Call me old-fashioned, but when I was a little kid, we waited until Thanksgiving was over before declaring War on Christmas. Sure, Santa would have his spot in the Macy’s Day Parade, but our parents assured us it was good, clean, secular fun. “Well, yes, his character is loosely based on a semi-historical Saint Nicolas,” they’d say, explaining how modern-day Santa Claus is more of a wintertime mascot, accessible to Christians and non-Christians alike.
And then once the turkey was finished, that’s when it was okay to start taking the “Christ” out of Christmas. Which, yes, it was a war, but the sides weren’t as entrenched as they are in today’s divided America. It used to be enough to write “Season’s Greetings” on your holiday cards to let everyone know that shots had been fired. Maybe if the spirit moved us, we’d write letters expressing concern regarding the town nativity scene in such close proximity to City Hall.
But the point wasn’t to linger on our differences. The War on Christmas was never meant to be the full-scale quagmire it’s devolved into today. We were just trying to mount a subversive campaign to slowly chip away at the religious foundation of our nation’s most celebrated December holiday. And we were willing to compromise. “Merry X-Mas” was a genuine effort to ease the spread of our godless agenda.

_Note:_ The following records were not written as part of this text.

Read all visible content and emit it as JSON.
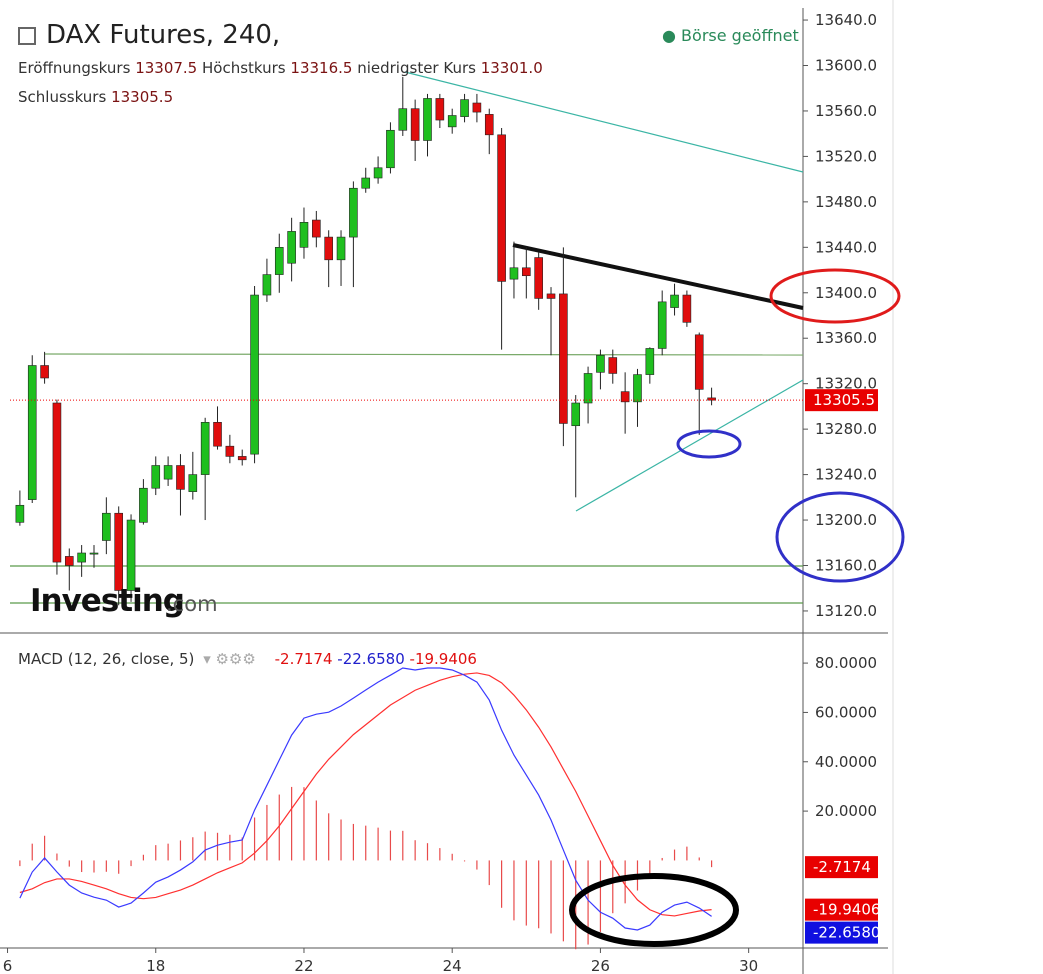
{
  "chart_data": [
    {
      "type": "candlestick",
      "title": "DAX Futures, 240,",
      "status": "Börse geöffnet",
      "open_label": "Eröffnungskurs",
      "open_value": "13307.5",
      "high_label": "Höchstkurs",
      "high_value": "13316.5",
      "low_label": "niedrigster Kurs",
      "low_value": "13301.0",
      "close_label": "Schlusskurs",
      "close_value": "13305.5",
      "watermark": "Investing",
      "watermark_suffix": ".com",
      "last_price_label": "13305.5",
      "up_color": "#1fbf1f",
      "down_color": "#e00d0d",
      "x": [
        0,
        1,
        2,
        3,
        4,
        5,
        6,
        7,
        8,
        9,
        10,
        11,
        12,
        13,
        14,
        15,
        16,
        17,
        18,
        19,
        20,
        21,
        22,
        23,
        24,
        25,
        26,
        27,
        28,
        29,
        30,
        31,
        32,
        33,
        34,
        35,
        36,
        37,
        38,
        39,
        40,
        41,
        42,
        43,
        44,
        45,
        46,
        47,
        48,
        49,
        50,
        51,
        52,
        53,
        54,
        55,
        56
      ],
      "open": [
        13198,
        13218,
        13336,
        13303,
        13168,
        13163,
        13170,
        13182,
        13206,
        13138,
        13198,
        13228,
        13236,
        13248,
        13225,
        13240,
        13286,
        13265,
        13256,
        13258,
        13398,
        13416,
        13426,
        13440,
        13464,
        13449,
        13429,
        13449,
        13492,
        13501,
        13510,
        13543,
        13562,
        13534,
        13571,
        13546,
        13555,
        13567,
        13557,
        13539,
        13412,
        13422,
        13431,
        13399,
        13399,
        13283,
        13303,
        13330,
        13343,
        13313,
        13304,
        13328,
        13351,
        13387,
        13398,
        13363,
        13307.5
      ],
      "high": [
        13226,
        13345,
        13348,
        13306,
        13175,
        13178,
        13178,
        13220,
        13212,
        13205,
        13236,
        13256,
        13256,
        13258,
        13260,
        13290,
        13300,
        13275,
        13262,
        13406,
        13430,
        13452,
        13466,
        13475,
        13472,
        13455,
        13455,
        13498,
        13510,
        13520,
        13550,
        13590,
        13570,
        13575,
        13575,
        13562,
        13575,
        13575,
        13562,
        13545,
        13445,
        13440,
        13436,
        13405,
        13440,
        13310,
        13335,
        13350,
        13350,
        13330,
        13333,
        13352,
        13402,
        13408,
        13402,
        13365,
        13316.5
      ],
      "low": [
        13195,
        13215,
        13320,
        13152,
        13138,
        13150,
        13158,
        13170,
        13125,
        13128,
        13196,
        13222,
        13230,
        13204,
        13218,
        13200,
        13262,
        13250,
        13248,
        13250,
        13392,
        13400,
        13410,
        13430,
        13440,
        13405,
        13406,
        13405,
        13488,
        13496,
        13505,
        13538,
        13516,
        13520,
        13545,
        13540,
        13550,
        13550,
        13522,
        13350,
        13395,
        13395,
        13385,
        13345,
        13265,
        13220,
        13285,
        13315,
        13320,
        13276,
        13282,
        13320,
        13345,
        13380,
        13370,
        13275,
        13301
      ],
      "close": [
        13213,
        13336,
        13325,
        13163,
        13160,
        13171,
        13171,
        13206,
        13138,
        13200,
        13228,
        13248,
        13248,
        13227,
        13240,
        13286,
        13265,
        13256,
        13253,
        13398,
        13416,
        13440,
        13454,
        13462,
        13449,
        13429,
        13449,
        13492,
        13501,
        13510,
        13543,
        13562,
        13534,
        13571,
        13552,
        13556,
        13570,
        13559,
        13539,
        13410,
        13422,
        13415,
        13395,
        13395,
        13285,
        13303,
        13329,
        13345,
        13329,
        13304,
        13328,
        13351,
        13392,
        13398,
        13374,
        13315,
        13305.5
      ],
      "last_price": 13305.5,
      "xlim": [
        -0.8,
        63.4
      ],
      "ylim": [
        13100.6,
        13650.6
      ],
      "yticks": [
        {
          "value": 13640,
          "label": "13640.0"
        },
        {
          "value": 13600,
          "label": "13600.0"
        },
        {
          "value": 13560,
          "label": "13560.0"
        },
        {
          "value": 13520,
          "label": "13520.0"
        },
        {
          "value": 13480,
          "label": "13480.0"
        },
        {
          "value": 13440,
          "label": "13440.0"
        },
        {
          "value": 13400,
          "label": "13400.0"
        },
        {
          "value": 13360,
          "label": "13360.0"
        },
        {
          "value": 13320,
          "label": "13320.0"
        },
        {
          "value": 13280,
          "label": "13280.0"
        },
        {
          "value": 13240,
          "label": "13240.0"
        },
        {
          "value": 13200,
          "label": "13200.0"
        },
        {
          "value": 13160,
          "label": "13160.0"
        },
        {
          "value": 13120,
          "label": "13120.0"
        }
      ]
    },
    {
      "type": "macd",
      "title": "MACD (12, 26, close, 5)",
      "histogram_label": "-2.7174",
      "macd_label": "-22.6580",
      "signal_label": "-19.9406",
      "histogram": {
        "color": "#e84a4a",
        "values": [
          -2.3,
          6.8,
          10,
          2.8,
          -2.5,
          -4.7,
          -4.9,
          -4.6,
          -5.4,
          -2.3,
          2.3,
          6.2,
          6.8,
          8.1,
          9.4,
          11.7,
          11.2,
          10.4,
          9.3,
          17.4,
          22.5,
          26.7,
          29.8,
          29.7,
          24.3,
          19.1,
          16.6,
          14.8,
          14.1,
          13.3,
          12.1,
          12,
          8.2,
          7,
          5,
          2.7,
          -0.4,
          -3.7,
          -10,
          -19.2,
          -24.3,
          -26.4,
          -27.5,
          -29.6,
          -32.8,
          -36,
          -34.1,
          -29,
          -21.4,
          -17.4,
          -12.2,
          -6.2,
          1,
          4.4,
          5.6,
          1.2,
          -2.7174
        ]
      },
      "macd": {
        "color": "#3a3aff",
        "values": [
          -15.3,
          -4.7,
          1,
          -4.7,
          -10,
          -13.2,
          -14.9,
          -16.1,
          -18.9,
          -17.3,
          -13.2,
          -8.8,
          -6.7,
          -3.9,
          -0.6,
          4.2,
          6.2,
          7.4,
          8.3,
          20.4,
          30.5,
          40.7,
          50.8,
          57.7,
          59.3,
          60.1,
          62.6,
          65.8,
          69.1,
          72.3,
          75.1,
          78,
          77.2,
          78,
          78,
          77.2,
          75.1,
          72.3,
          65,
          52.8,
          42.7,
          34.6,
          26.5,
          16.4,
          4.2,
          -8,
          -16.1,
          -21,
          -23.4,
          -27.4,
          -28.2,
          -26.2,
          -21,
          -18.1,
          -16.9,
          -19.3,
          -22.658
        ]
      },
      "signal": {
        "color": "#ff3030",
        "values": [
          -13,
          -11.5,
          -9,
          -7.5,
          -7.5,
          -8.5,
          -10,
          -11.5,
          -13.5,
          -15,
          -15.5,
          -15,
          -13.5,
          -12,
          -10,
          -7.5,
          -5,
          -3,
          -1,
          3,
          8,
          14,
          21,
          28,
          35,
          41,
          46,
          51,
          55,
          59,
          63,
          66,
          69,
          71,
          73,
          74.5,
          75.5,
          76,
          75,
          72,
          67,
          61,
          54,
          46,
          37,
          28,
          18,
          8,
          -2,
          -10,
          -16,
          -20,
          -22,
          -22.5,
          -21.5,
          -20.5,
          -19.9406
        ]
      },
      "xlim": [
        -0.8,
        63.4
      ],
      "ylim": [
        -35.5,
        92.2
      ],
      "yticks": [
        {
          "value": 80,
          "label": "80.0000"
        },
        {
          "value": 60,
          "label": "60.0000"
        },
        {
          "value": 40,
          "label": "40.0000"
        },
        {
          "value": 20,
          "label": "20.0000"
        }
      ],
      "xticks": [
        {
          "value": -1,
          "label": "6"
        },
        {
          "value": 11,
          "label": "18"
        },
        {
          "value": 23,
          "label": "22"
        },
        {
          "value": 35,
          "label": "24"
        },
        {
          "value": 47,
          "label": "26"
        },
        {
          "value": 59,
          "label": "30"
        }
      ]
    }
  ]
}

At least, that’s what I always believed. But now? We’ve got shopping malls flaunting their modern Santa’s villages, devoid of all religious iconography. We’ve got plain red coffee cups that, just last year, used to come decorated with festive snowflake illustrations. Talk about bringing a crèche to a tinsel fight. It wasn’t supposed to be this way.
What’s the exit strategy? How much more War on Christmas can our country take? I blame commercialism. And I also blame the media. And the internet. With so many distractions preventing us from living in the moment, we’ve lost sight of what it means to be at war with Christmas. If we could somehow collectively put our phones down for a minute, maybe we could see that the spirit of the War on Christmas is much more than shopping malls and coffee cups.
It’s about Frosty the Snowman and Rudolph the red-nosed Reindeer. Come on, that’s how you steep the culture in secular progressivism without sounding alarms. It’s about passive-aggressive generic seasonal greetings. It’s about casually letting your religious friends and family members know how excited you are to put up the holiday tree this year. And tell them you’re putting up a menorah too. Call it a holiday menorah. Just throw it all together and wrap them up with a continuous string of blinking holiday lights.
We can do this, America. It’s not too late to get back on track. Because if we’re ever going to win this thing, we’ve got to find some way to reconnect with the true spirit of the War on Christmas. Happy holidays, everybody.